初恋の味はアップルパイ《完結》
6
一方、街では居る筈のない人物の登場に驚き、騒ついていた。目立つ容姿を隠しもせず、ユリウスは真剣な表情をして街の人達に夕と鈴の行方を聞いて回った。尋ねられた人は皆、頬を赤く染め、うっとりした表情をしてユリウスの質問に答えた。
しかし、二人を見たと言う人は居るが、何処へ向かったかまでは分からないと言う答えばかりで、ユリウスは表情に見せないものの、焦っていた。中には夕の事を非難する人も居て、ユリウスは不快感を抱くも、話が終われば街の中を移動して、二人を捜し続けた。
「兄上、どうだった?」
「何処にも居ない」
「こちらも捜してみましたが、お二人の姿は何処にも…リベルはどうでしたか?」
「こっちも駄目だ。二人の姿を見たって言う人は居たけど、何処に行ったかまでは……」
二人と合流して、夕と鈴が居たか確認するが、誰も二人を見付けられなかった。
「これだけ捜しても居ないとなると、やはりリベルの言う通り、何者かに攫われている可能性も拭えませんね」
「っ!? だったら早く二人を見付けねぇとっ!」
「闇雲に捜してどうするんです? これだけ捜しても見付からなかったんですよ?もっと冷静に考えて……」
「二人が危険な目に遭ってるかもしれないのにっ、冷静でいられる訳ねぇだろっ! もし、このまま二人が戻ってこなかったらどうするんだよっ!」
「それを阻止する為に今こうして捜しているのでしょうっ! 危険な輩に攫われているのなら、尚の事用心して行動しなければ、二人を取り戻す事も出来ませんっ! それくらい貴方でも理解できるでしょうっ!」
「だったら何か策でもあるのかよっ! 今こうしている間にもっ、二人は何をされてるか分からねぇんだぞっ! 手遅れになったら、それこそ大問題だろうがっ!」
「ですからっ、今こうして考えを張り巡らせて『いい加減にしろっ!』」
「「っ!?」」
口論を続ける二人に痺れを切らし、ユリウスは声を張り上げて怒鳴った。普段、あまり怒らないユリウスが、決して感情を表に出さないユリウスが、珍しく二人に対して怒りをぶつけたのだ。
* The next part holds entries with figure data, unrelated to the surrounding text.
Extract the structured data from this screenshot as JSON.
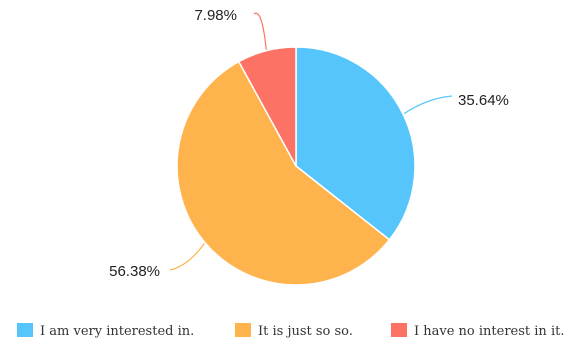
{
  "chart_data": {
    "type": "pie",
    "title": "",
    "legend_position": "bottom",
    "slices": [
      {
        "label": "I am very interested in.",
        "value": 35.64,
        "display": "35.64%",
        "color": "#56c5fb"
      },
      {
        "label": "It is just so so.",
        "value": 56.38,
        "display": "56.38%",
        "color": "#ffb34d"
      },
      {
        "label": "I have no interest in it.",
        "value": 7.98,
        "display": "7.98%",
        "color": "#fc7366"
      }
    ]
  }
}
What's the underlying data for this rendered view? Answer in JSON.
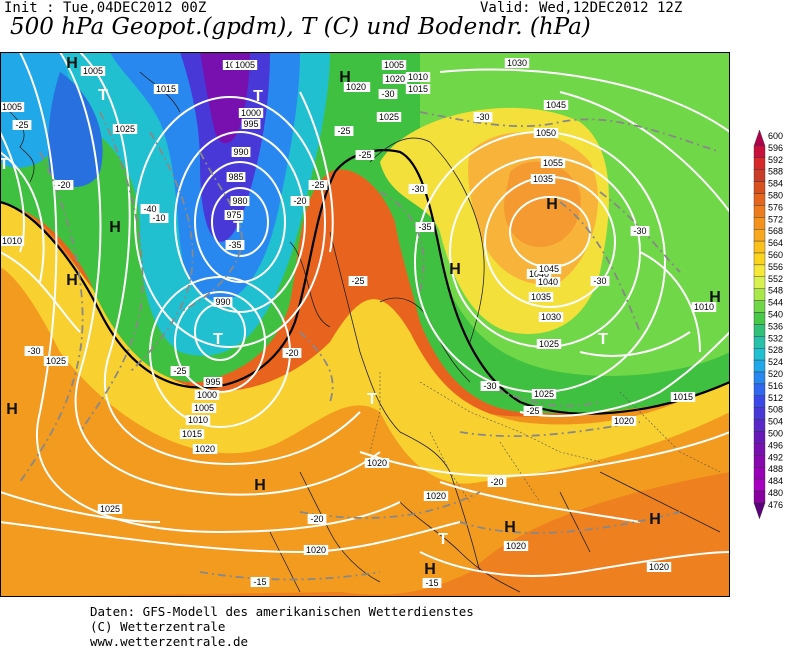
{
  "header": {
    "init": "Init : Tue,04DEC2012 00Z",
    "valid": "Valid: Wed,12DEC2012 12Z",
    "title": "500 hPa Geopot.(gpdm), T (C) und Bodendr. (hPa)"
  },
  "footer": {
    "line1": "Daten: GFS-Modell des amerikanischen Wetterdienstes",
    "line2": "(C) Wetterzentrale",
    "line3": "www.wetterzentrale.de"
  },
  "colorbar": {
    "levels": [
      "600",
      "596",
      "592",
      "588",
      "584",
      "580",
      "576",
      "572",
      "568",
      "564",
      "560",
      "556",
      "552",
      "548",
      "544",
      "540",
      "536",
      "532",
      "528",
      "524",
      "520",
      "516",
      "512",
      "508",
      "504",
      "500",
      "496",
      "492",
      "488",
      "484",
      "480",
      "476"
    ],
    "colors": [
      "#b0004a",
      "#c8103c",
      "#d62a2a",
      "#c83c28",
      "#d8501e",
      "#e4661e",
      "#ec7c1e",
      "#f4921e",
      "#f8a81e",
      "#fac01e",
      "#fad41e",
      "#f6e83a",
      "#d8f050",
      "#a8e84a",
      "#70d848",
      "#48c848",
      "#30c078",
      "#28c0a8",
      "#20c0d0",
      "#20a8e8",
      "#2888f0",
      "#3068f0",
      "#3a48e8",
      "#4838d8",
      "#5828c8",
      "#6818b8",
      "#7810b0",
      "#8808b0",
      "#9800b8",
      "#a800c0",
      "#8800a0",
      "#5a007a"
    ]
  },
  "map": {
    "pressure_labels": [
      "1005",
      "1010",
      "1015",
      "1020",
      "1025",
      "1030",
      "1035",
      "1040",
      "1045",
      "1050",
      "1055",
      "1000",
      "995",
      "990",
      "985",
      "980",
      "975"
    ],
    "temp_labels": [
      "-20",
      "-25",
      "-30",
      "-35",
      "-40",
      "-15",
      "-10"
    ],
    "pressure_centers": [
      {
        "type": "H",
        "lon_lat_hint": "scandinavia"
      },
      {
        "type": "T",
        "lon_lat_hint": "iceland"
      }
    ]
  }
}
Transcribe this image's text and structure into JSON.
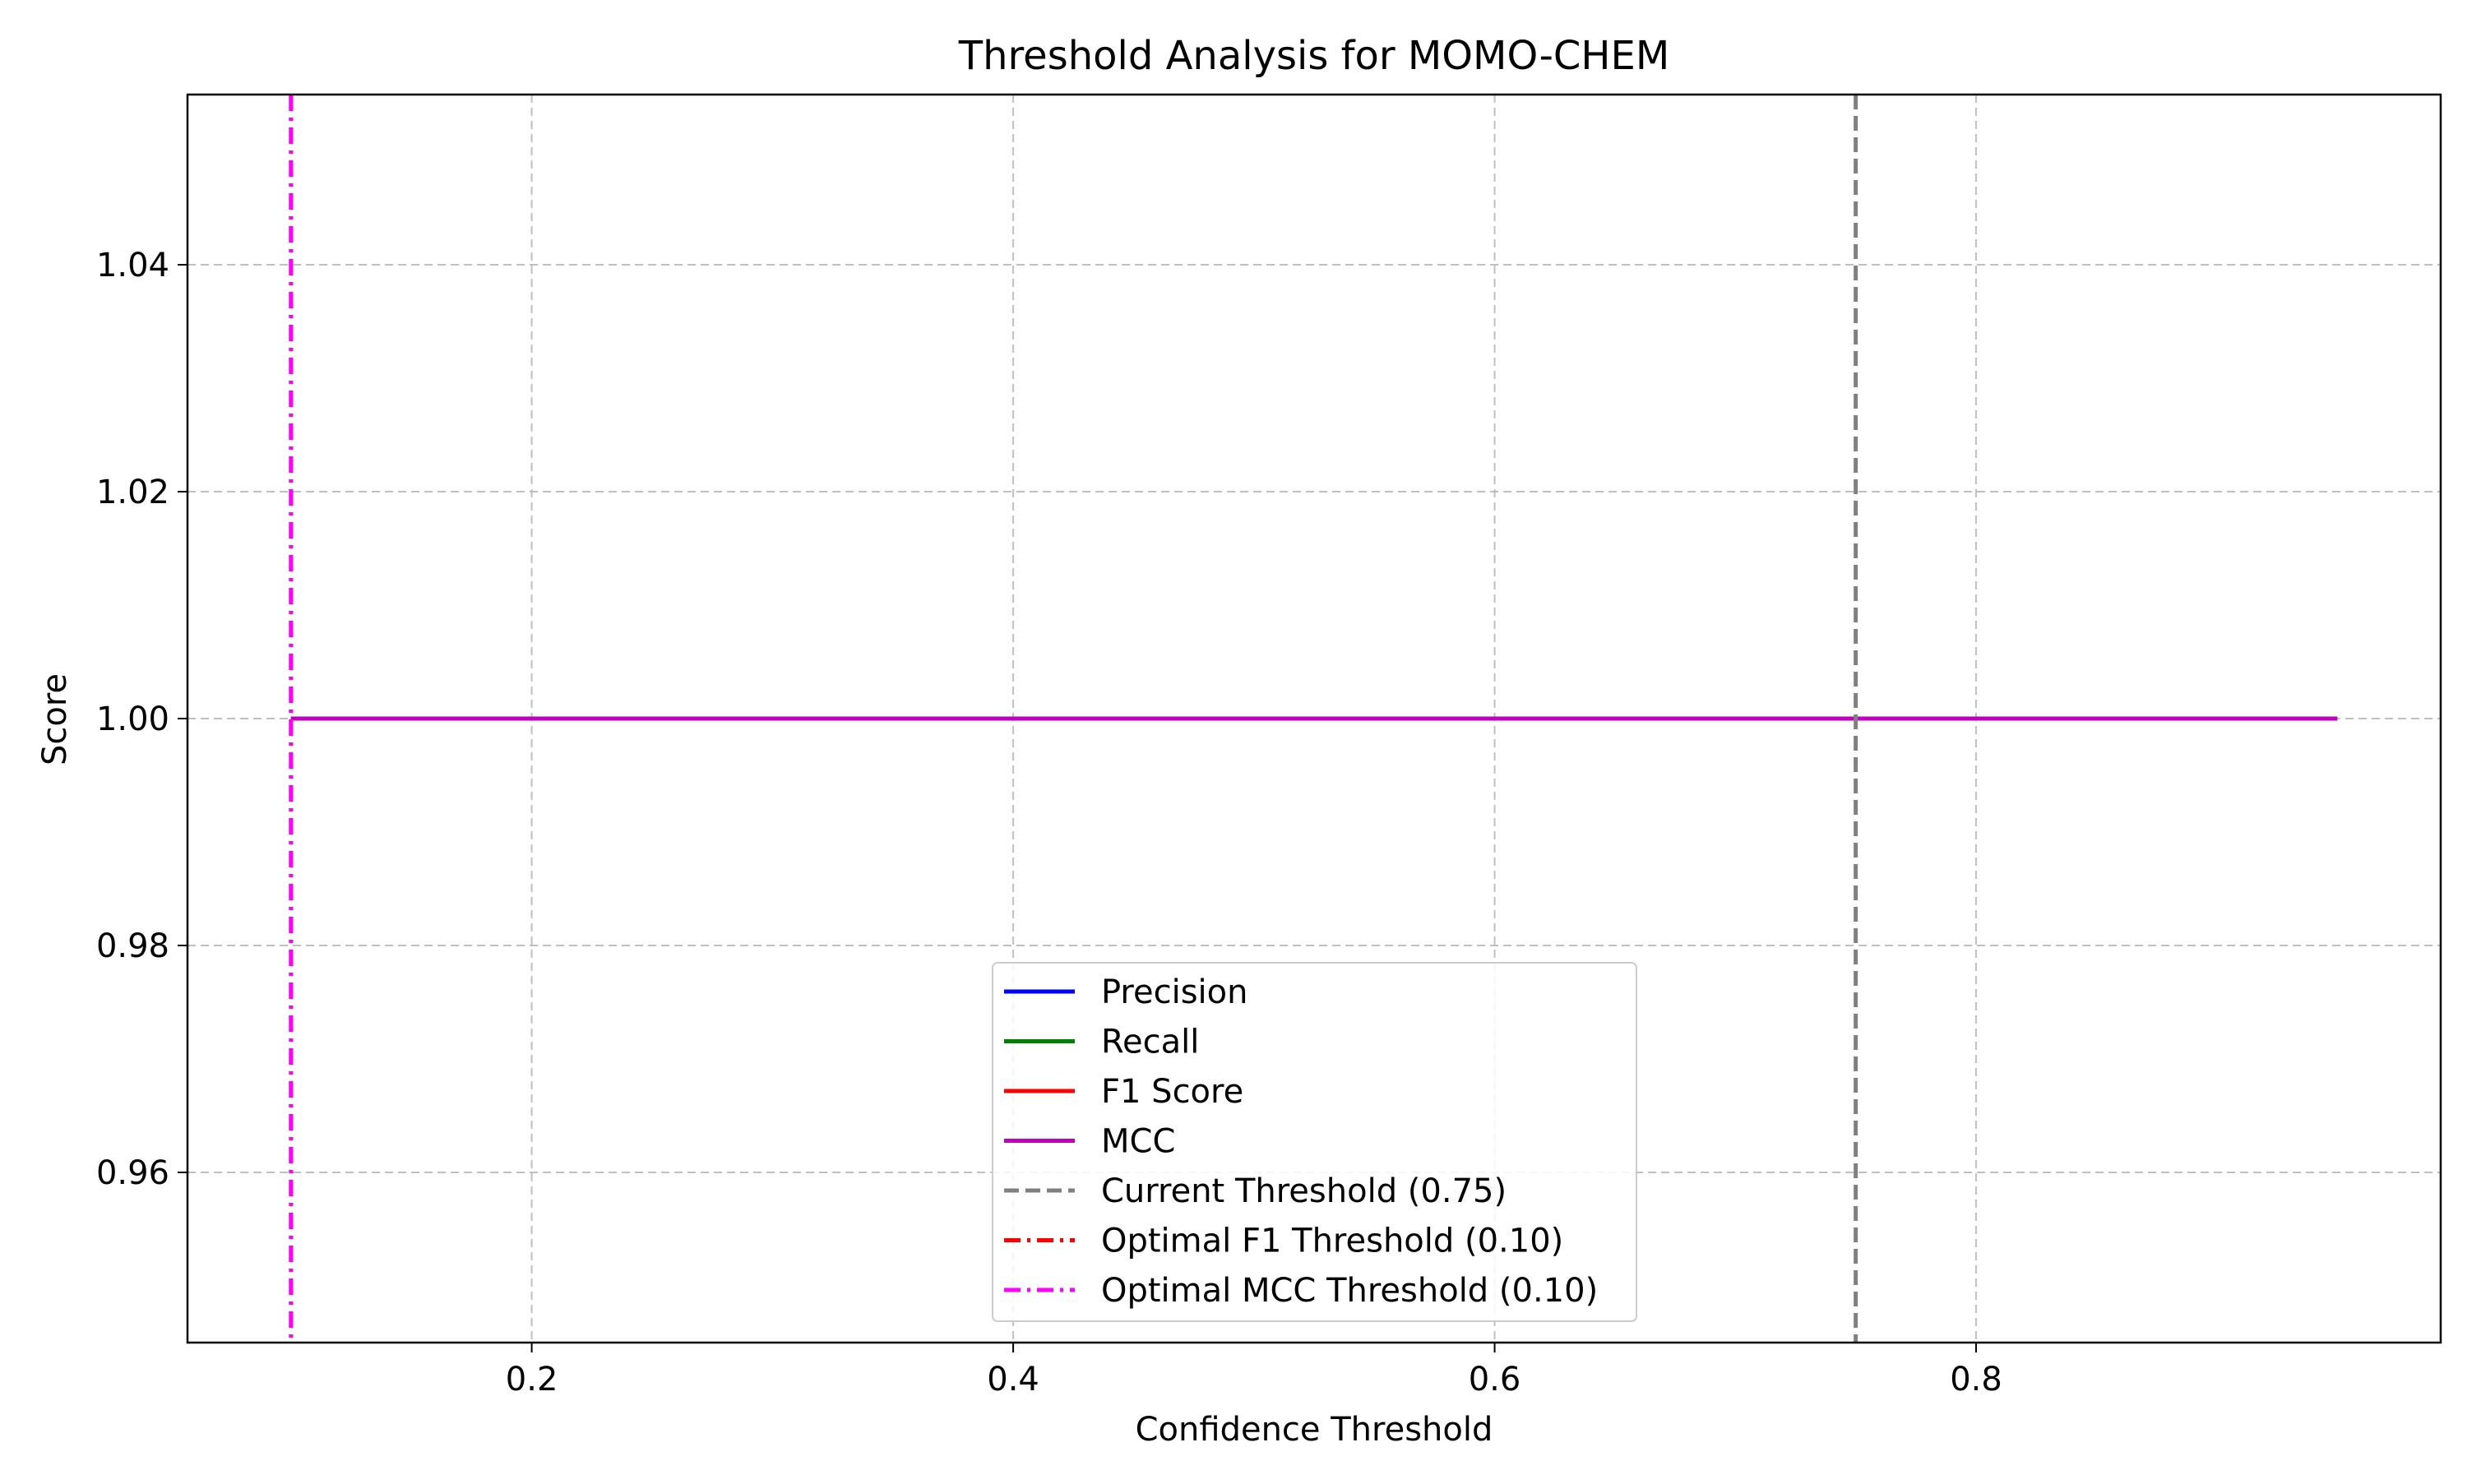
{
  "chart_data": {
    "type": "line",
    "title": "Threshold Analysis for MOMO-CHEM",
    "xlabel": "Confidence Threshold",
    "ylabel": "Score",
    "xlim": [
      0.057,
      0.993
    ],
    "ylim": [
      0.945,
      1.055
    ],
    "xticks": [
      0.2,
      0.4,
      0.6,
      0.8
    ],
    "xtick_labels": [
      "0.2",
      "0.4",
      "0.6",
      "0.8"
    ],
    "yticks": [
      0.96,
      0.98,
      1.0,
      1.02,
      1.04
    ],
    "ytick_labels": [
      "0.96",
      "0.98",
      "1.00",
      "1.02",
      "1.04"
    ],
    "grid": true,
    "legend_position": "lower-center",
    "series": [
      {
        "name": "Precision",
        "color": "#0000ff",
        "style": "solid",
        "x": [
          0.1,
          0.95
        ],
        "y": [
          1.0,
          1.0
        ]
      },
      {
        "name": "Recall",
        "color": "#008000",
        "style": "solid",
        "x": [
          0.1,
          0.95
        ],
        "y": [
          1.0,
          1.0
        ]
      },
      {
        "name": "F1 Score",
        "color": "#ff0000",
        "style": "solid",
        "x": [
          0.1,
          0.95
        ],
        "y": [
          1.0,
          1.0
        ]
      },
      {
        "name": "MCC",
        "color": "#bf00bf",
        "style": "solid",
        "x": [
          0.1,
          0.95
        ],
        "y": [
          1.0,
          1.0
        ]
      }
    ],
    "vlines": [
      {
        "name": "Current Threshold (0.75)",
        "x": 0.75,
        "color": "#808080",
        "style": "dashed"
      },
      {
        "name": "Optimal F1 Threshold (0.10)",
        "x": 0.1,
        "color": "#ff0000",
        "style": "dashdot"
      },
      {
        "name": "Optimal MCC Threshold (0.10)",
        "x": 0.1,
        "color": "#ff00ff",
        "style": "dashdot"
      }
    ]
  }
}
「口論している場合か?二人を救う気が無いのなら、今すぐ城へ帰れ。今のお前達では足手纏いだ。頭を冷やせ。二人は俺一人で捜す」
「…………」
「…………」
正論だ。二人が見付からない事に焦り、冷静な判断が出来なくなっていた。ユリウスはリベルテとクラウスに背を向け、足早にその場から立ち去ろうとした。二人が引き止めようとするも、ユリウスは聞く耳を持たず、進める足を止めなかった。立ち止まっていた二人は、慌ててユリウスの後を追った。